Re "Critics want this judge benched," Aug. 16
I liked your article about U.S. District Judge Manuel Real, but you were much too kind to him. He abuses his judicial powers regularly.
It is too bad you had space limitations. If you could have printed a five-part series about Real, you could have given your readers dozens of examples of judicial abuses perpetrated by him.
He is a prime example that supports my belief that every federal trial court judge should be required to undergo a psychological exam once every two years to determine if he or she has the requisite temperament and mental balance to function effectively as a fair and evenhanded trial judge.
Tom Van Howard
Carol Williams' incisive article on Real reminded me of several experiences I had before the judge during more than 40 years of trial practice.
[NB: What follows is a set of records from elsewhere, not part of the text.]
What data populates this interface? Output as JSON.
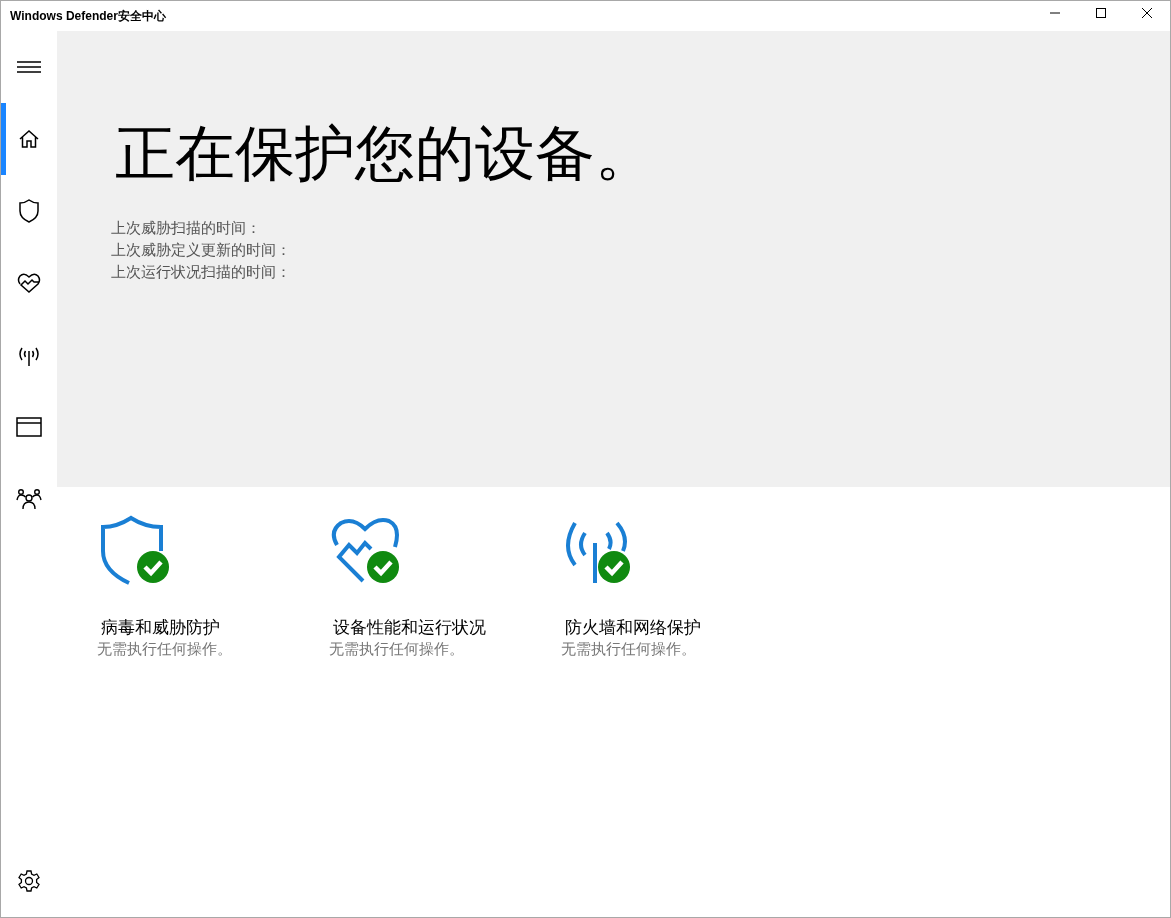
{
  "window": {
    "title": "Windows Defender安全中心"
  },
  "nav": [
    {
      "kind": "home",
      "selected": true
    },
    {
      "kind": "shield",
      "selected": false
    },
    {
      "kind": "heart",
      "selected": false
    },
    {
      "kind": "antenna",
      "selected": false
    },
    {
      "kind": "browser",
      "selected": false
    },
    {
      "kind": "family",
      "selected": false
    }
  ],
  "hero": {
    "heading": "正在保护您的设备。",
    "lines": [
      "上次威胁扫描的时间：",
      "上次威胁定义更新的时间：",
      "上次运行状况扫描的时间："
    ]
  },
  "tiles": [
    {
      "kind": "shield",
      "title": "病毒和威胁防护",
      "status": "无需执行任何操作。"
    },
    {
      "kind": "heart",
      "title": "设备性能和运行状况",
      "status": "无需执行任何操作。"
    },
    {
      "kind": "antenna",
      "title": "防火墙和网络保护",
      "status": "无需执行任何操作。"
    }
  ]
}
I have always been of two minds about Real as a result of my contacts with him in these cases.
Two days before a trial was to begin, I received a call from Real's clerk informing me that he would be on vacation in South America for a month.
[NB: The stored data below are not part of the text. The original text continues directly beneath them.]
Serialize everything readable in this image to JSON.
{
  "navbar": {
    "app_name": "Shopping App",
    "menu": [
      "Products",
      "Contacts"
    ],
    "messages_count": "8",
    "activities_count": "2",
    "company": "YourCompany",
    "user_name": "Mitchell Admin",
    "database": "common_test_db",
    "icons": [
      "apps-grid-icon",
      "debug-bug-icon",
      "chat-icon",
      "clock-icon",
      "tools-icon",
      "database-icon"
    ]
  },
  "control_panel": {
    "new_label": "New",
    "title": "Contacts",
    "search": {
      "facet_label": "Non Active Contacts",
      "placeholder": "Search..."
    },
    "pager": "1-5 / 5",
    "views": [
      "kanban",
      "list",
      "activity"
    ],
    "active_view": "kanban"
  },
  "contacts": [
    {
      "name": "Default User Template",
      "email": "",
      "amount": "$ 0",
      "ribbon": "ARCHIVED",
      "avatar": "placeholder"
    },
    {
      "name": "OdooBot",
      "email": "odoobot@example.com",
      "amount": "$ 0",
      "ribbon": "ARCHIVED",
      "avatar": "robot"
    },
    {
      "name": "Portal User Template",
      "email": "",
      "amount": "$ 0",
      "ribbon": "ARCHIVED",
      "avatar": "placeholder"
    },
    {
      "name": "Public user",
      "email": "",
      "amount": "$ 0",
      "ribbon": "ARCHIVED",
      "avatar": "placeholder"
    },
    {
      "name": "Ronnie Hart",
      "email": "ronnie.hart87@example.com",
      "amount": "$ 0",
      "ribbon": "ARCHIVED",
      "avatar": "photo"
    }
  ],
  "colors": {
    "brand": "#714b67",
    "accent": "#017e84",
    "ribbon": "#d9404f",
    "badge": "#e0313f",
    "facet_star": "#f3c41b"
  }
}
This late notice cost my client thousands of dollars in trial preparation, and once the proceedings began, each day lasted from the morning until 10 or 11 at night.
That said, Real conducted the trial in an otherwise fair manner and made intelligent rulings throughout, including his final determination.
At all times he was well-versed in the law.
Those who have defended Real over the years will continue to have difficulty explaining the conduct revealed in the article, and those who revile him may not be giving him his due.